Deux jours après l’entame de la grève de la faim des Thiantakoun  qui réclament leur «procès dans un délai raisonnable», aucun compromis n’est encore trouvé entre ces détenus et  les autorités judiciaires.

De quoi installer la panique, suite à l’évacuation de deux grévistes qui ont tenté de se suicider.

 

La colère des Thiantakoun  ne désenfle pas. Les disciples de Cheikh Béthio Thioune incarcérés à la prison de Thiès poursuivent leur grève de la faim. Ces derniers protestent contre leur longue détention. Les tentatives du personnel pénitentiaire de les en dissuader restent vaines. Ils ne veulent ni plus ni moins que l’ouverture de leur procès, maintenant que le dossier est bouclé depuis 5 ans.

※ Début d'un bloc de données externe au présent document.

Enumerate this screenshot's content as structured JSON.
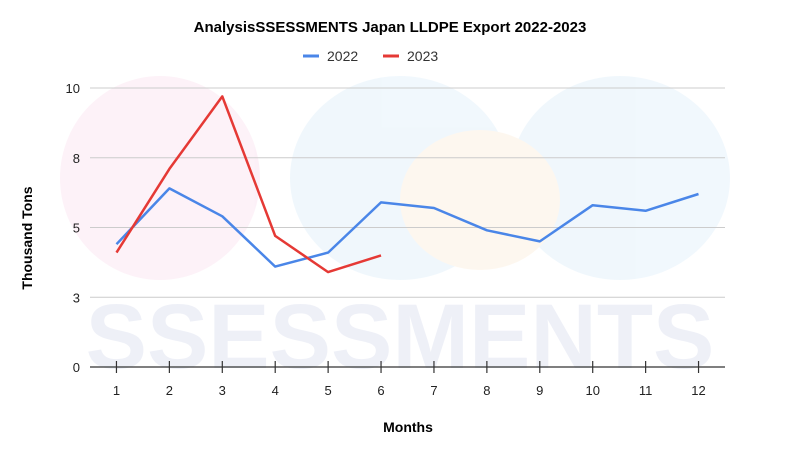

A défaut d’un «procès dans un délai raisonnable», ces détenus veulent une liberté provisoire en attendant  leur jugement. Avant-hier, un détenu pensionnaire de la chambre 12 du nom de A. Diouf a tenté de se suicider, en buvant de l’eau de javel, avant d’être évacué. Auparavant, il avait laissé une note où on pouvait lire : «Je dis au revoir à mes frères Thiantakoun  en leur confiant ce que j’ai le plus cher : ma mère et mes deux enfants. Ceci dans le seul but que mes condisciples soient jugés et que Justice soit faite». Aux dernières nouvelles, il était toujours hospitalisé. Hier encore, un autre de ses camarades a encore tenté le coup, selon les informations de WalfQuotidien. Tous les deux sont hospitalisés à l’hôpital régional de Thiès. Interpellé sur la situation qui prévaut à la prison de Thiès, le ministre de la Justice a annoncé l’ouverture imminente du procès des 16 Thiantakoun  accusés du double meurtre de Bara Sow et Ababacar Diagne survenu en 2012, à  Madinatou Salam (Mbour). «Le dossier est en phase d’être bouclé et la durée de l’instruction se comprend parce que c’est une affaire de crime de sang. On ne peut pas juger dans la précipitation. C’est cela qui fait que l’instruction a pris du temps (…)», avait-il déclaré sur les ondes d’une radio de la  place. Le dossier relatif à l’affaire Madinatou Salam dort dans les tiroirs de la Justice depuis cinq ans, car l’instruction a été clôturée en décembre 2013. Et les accusés renvoyés devant la Chambre criminelle (ex-Cour d’assises).